What it looks/sounds like: With a title taken from a notorious (and fictional) aphrodisiac and a cover image of a couple in a nude embrace (as well as our old friend, the “steamy” tag), this looks like one of those foreign nudie flicks us Gen-Xers used to sneak down to the TV and watch on Cinemax at two in the morning. What it is: A dull and critically drubbed look at the changing face of macho, and a vanity project for writer/director/star Daphna Kastner, who casts herself as the primary object of desire. Average viewer rating: 1 star

Of Love and Shadows

What it looks/sounds like: With the ridiculously good-looking marquee pairing of Antonio Banderas and Jennifer Connelly, and a cover image of the pair in an erotic motorboat clinch, this seems to be another Banderas erotic thriller in the Original Sin mold.
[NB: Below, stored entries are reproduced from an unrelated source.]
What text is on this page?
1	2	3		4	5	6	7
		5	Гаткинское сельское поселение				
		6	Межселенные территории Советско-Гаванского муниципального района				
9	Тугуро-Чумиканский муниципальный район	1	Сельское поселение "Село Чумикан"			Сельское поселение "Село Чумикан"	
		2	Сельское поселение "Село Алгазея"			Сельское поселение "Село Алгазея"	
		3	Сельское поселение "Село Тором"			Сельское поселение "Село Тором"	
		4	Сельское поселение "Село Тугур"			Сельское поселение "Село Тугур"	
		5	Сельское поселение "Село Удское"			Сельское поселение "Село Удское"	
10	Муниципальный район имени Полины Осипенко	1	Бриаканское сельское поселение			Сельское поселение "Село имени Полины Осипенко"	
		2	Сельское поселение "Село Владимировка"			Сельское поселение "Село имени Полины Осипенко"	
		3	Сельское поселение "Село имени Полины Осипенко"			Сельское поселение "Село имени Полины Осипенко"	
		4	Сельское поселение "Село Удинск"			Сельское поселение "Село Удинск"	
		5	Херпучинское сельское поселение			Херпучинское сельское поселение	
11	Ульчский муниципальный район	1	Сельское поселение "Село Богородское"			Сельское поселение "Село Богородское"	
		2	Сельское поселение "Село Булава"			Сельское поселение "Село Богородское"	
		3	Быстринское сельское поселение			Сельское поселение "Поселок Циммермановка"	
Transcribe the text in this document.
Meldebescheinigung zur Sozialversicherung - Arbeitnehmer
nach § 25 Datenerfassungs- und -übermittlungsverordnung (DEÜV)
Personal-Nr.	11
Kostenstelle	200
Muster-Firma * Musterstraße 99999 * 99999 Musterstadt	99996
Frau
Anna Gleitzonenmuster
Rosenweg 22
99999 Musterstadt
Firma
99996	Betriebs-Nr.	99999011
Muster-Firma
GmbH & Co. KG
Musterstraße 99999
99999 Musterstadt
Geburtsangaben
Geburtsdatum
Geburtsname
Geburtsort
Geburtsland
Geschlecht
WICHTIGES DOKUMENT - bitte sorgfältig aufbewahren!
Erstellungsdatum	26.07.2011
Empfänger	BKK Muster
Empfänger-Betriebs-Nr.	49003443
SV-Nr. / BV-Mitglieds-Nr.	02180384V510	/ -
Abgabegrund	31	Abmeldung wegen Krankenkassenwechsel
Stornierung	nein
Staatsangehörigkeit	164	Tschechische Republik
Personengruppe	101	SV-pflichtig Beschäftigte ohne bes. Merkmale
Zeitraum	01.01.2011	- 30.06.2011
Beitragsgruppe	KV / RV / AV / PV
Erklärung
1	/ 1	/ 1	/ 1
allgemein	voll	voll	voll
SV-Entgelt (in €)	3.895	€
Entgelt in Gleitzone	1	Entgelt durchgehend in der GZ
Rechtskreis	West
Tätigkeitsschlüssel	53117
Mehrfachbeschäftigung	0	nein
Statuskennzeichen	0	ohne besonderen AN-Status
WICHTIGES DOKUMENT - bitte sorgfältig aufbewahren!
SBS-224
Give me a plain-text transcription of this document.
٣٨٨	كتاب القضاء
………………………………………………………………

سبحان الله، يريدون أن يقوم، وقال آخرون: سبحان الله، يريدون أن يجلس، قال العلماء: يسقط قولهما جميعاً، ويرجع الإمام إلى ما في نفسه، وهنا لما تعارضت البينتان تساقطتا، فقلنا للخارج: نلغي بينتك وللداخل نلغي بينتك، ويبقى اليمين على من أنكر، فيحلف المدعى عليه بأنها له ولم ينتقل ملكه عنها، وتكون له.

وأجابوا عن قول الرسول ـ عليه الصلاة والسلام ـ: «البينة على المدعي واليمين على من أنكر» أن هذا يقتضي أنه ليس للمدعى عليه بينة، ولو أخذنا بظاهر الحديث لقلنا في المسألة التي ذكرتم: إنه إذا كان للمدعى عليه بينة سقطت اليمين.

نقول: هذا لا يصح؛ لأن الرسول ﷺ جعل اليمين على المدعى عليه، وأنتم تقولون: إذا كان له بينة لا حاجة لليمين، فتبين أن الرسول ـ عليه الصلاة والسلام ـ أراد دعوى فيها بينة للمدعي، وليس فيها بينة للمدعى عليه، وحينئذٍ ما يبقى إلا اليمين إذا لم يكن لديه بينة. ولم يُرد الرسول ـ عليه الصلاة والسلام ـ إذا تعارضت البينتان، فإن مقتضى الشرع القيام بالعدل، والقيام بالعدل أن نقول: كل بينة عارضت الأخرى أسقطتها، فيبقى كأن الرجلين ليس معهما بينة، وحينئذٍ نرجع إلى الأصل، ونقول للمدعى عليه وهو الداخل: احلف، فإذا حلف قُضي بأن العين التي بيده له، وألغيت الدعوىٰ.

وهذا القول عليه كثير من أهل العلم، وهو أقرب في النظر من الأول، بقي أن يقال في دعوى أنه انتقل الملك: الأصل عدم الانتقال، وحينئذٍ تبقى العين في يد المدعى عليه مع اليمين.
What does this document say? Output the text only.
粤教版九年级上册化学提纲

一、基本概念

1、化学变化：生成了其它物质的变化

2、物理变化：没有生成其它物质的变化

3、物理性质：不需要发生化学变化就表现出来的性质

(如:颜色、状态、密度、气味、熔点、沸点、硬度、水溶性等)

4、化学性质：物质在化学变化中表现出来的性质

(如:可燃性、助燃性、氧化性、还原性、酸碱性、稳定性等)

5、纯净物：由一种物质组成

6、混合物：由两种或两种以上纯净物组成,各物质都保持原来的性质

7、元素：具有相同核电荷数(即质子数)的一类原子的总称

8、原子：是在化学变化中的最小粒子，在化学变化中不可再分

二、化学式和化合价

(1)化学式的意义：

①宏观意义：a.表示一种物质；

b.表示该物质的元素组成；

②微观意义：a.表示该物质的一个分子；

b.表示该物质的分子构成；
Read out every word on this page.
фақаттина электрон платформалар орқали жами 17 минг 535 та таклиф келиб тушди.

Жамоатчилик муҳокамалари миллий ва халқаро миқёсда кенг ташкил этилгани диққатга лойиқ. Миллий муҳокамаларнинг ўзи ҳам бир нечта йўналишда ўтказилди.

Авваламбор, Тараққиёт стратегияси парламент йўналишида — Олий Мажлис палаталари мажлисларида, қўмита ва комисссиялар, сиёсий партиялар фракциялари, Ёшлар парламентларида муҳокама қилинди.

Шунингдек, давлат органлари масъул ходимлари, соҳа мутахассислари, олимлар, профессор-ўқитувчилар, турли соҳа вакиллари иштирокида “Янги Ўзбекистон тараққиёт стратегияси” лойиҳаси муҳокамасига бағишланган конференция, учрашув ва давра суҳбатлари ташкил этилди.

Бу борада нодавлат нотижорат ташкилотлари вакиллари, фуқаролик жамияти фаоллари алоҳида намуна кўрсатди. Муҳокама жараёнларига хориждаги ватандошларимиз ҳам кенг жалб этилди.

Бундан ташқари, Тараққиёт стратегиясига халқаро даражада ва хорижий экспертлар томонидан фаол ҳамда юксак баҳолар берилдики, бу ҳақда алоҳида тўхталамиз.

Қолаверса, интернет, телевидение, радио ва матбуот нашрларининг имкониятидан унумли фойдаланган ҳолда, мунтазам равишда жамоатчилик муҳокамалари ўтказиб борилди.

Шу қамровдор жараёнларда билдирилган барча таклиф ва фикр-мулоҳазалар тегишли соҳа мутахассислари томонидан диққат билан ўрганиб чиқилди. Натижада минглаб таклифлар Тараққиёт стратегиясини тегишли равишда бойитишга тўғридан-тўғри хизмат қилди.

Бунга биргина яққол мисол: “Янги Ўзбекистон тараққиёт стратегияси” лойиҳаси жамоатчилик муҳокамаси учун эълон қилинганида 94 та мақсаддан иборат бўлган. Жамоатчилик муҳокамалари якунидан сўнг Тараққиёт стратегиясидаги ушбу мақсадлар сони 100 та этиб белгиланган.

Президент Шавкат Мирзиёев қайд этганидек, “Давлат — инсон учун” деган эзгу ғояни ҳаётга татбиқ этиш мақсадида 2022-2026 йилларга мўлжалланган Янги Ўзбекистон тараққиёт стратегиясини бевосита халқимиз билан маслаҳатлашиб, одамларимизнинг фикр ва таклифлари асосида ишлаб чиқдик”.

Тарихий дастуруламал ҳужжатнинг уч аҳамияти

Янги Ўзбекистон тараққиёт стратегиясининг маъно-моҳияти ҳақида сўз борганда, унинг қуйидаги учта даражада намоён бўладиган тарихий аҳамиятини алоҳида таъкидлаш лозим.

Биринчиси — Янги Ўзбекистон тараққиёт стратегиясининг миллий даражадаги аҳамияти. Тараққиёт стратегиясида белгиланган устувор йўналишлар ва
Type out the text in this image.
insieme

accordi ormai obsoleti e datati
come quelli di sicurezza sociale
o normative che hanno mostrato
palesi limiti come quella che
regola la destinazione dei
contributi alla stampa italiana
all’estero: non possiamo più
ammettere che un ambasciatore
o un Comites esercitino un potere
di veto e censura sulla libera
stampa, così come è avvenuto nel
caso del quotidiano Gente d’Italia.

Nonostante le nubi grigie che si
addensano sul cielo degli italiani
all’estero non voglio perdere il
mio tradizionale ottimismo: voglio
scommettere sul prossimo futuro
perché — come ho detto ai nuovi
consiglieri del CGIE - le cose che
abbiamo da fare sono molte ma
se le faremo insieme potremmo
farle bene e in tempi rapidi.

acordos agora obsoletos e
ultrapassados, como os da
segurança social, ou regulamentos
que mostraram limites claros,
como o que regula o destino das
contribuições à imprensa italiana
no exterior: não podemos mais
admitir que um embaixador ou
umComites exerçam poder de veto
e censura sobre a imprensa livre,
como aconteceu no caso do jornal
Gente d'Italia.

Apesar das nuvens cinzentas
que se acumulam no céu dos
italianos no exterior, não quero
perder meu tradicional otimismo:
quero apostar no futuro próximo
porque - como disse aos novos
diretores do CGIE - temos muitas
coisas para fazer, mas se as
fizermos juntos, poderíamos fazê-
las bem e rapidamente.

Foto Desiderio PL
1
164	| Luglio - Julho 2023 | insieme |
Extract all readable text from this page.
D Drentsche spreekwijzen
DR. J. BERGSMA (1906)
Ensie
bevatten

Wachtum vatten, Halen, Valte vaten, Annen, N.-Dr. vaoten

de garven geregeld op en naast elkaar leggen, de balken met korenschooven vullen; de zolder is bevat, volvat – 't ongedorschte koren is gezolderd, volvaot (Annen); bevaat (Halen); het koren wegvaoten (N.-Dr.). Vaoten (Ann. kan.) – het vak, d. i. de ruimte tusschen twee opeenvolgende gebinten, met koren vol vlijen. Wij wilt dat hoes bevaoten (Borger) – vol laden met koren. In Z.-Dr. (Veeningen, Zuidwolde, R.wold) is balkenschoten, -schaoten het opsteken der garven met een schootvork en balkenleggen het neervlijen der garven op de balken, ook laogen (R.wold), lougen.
What it is: A political period piece, set during the Pinochet reign of Chile, with exactly one, brief love scene. Average viewer rating: 2 stars

Live Nude Girls Unite!

What it looks/sounds like: Cover image of a stripper! “Live nude girls” right in the title! “Provocative” in the tags! Probably a story about a bunch of hot strippers coming together to get naked in new and inventive ways, right? What it is: Wrong-o! Julia Query and Vicky Funari’s acclaimed documentary is a ground-level look at how a group of San Francisco exotic dancers unionized and went on strike to improve their working conditions. In other words, it’s about how a group of women who were treated as sex objects demanded they be treated as people. Average viewer rating: 1 star

Tricked

What it looks/sounds like: The eye-catching cover photo of a scantily clad, high-heeled woman in handcuffs hard-sells this 2012 film as a spicy slab of sexy S&M. What it is: A gritty and upsetting exposé of America’s sex-trafficking trade, “which destroys lives as it generates $3 billion a year.” Average viewer rating: 2 stars

Free the Nipple

What it looks/sounds like: From the cover image, it looks like it’s about boobs. What it is: It kind of is — but it’s a documentary about the legalization of public nudity in America, with a specific focus on the de-eroticization of the titular (pardon the pun) area, so it’s not really for rubberneckers. Average viewer rating: 2 stars

Of Human Bondage

What it looks/sounds like: Hot title! Is that some kind of Fifty Shades of Grey-style bondage flick? What it is: It is not. It’s a 1934 romantic drama starring Bette Davis, Leslie Howard, and Alan Hale, and it’s medically impossible to get turned on in any way by a movie even vaguely related to the Skipper from Gilligan’s Island. Average viewer rating: 3½ stars. I mean, c’mon, it’s a Bette Davis movie.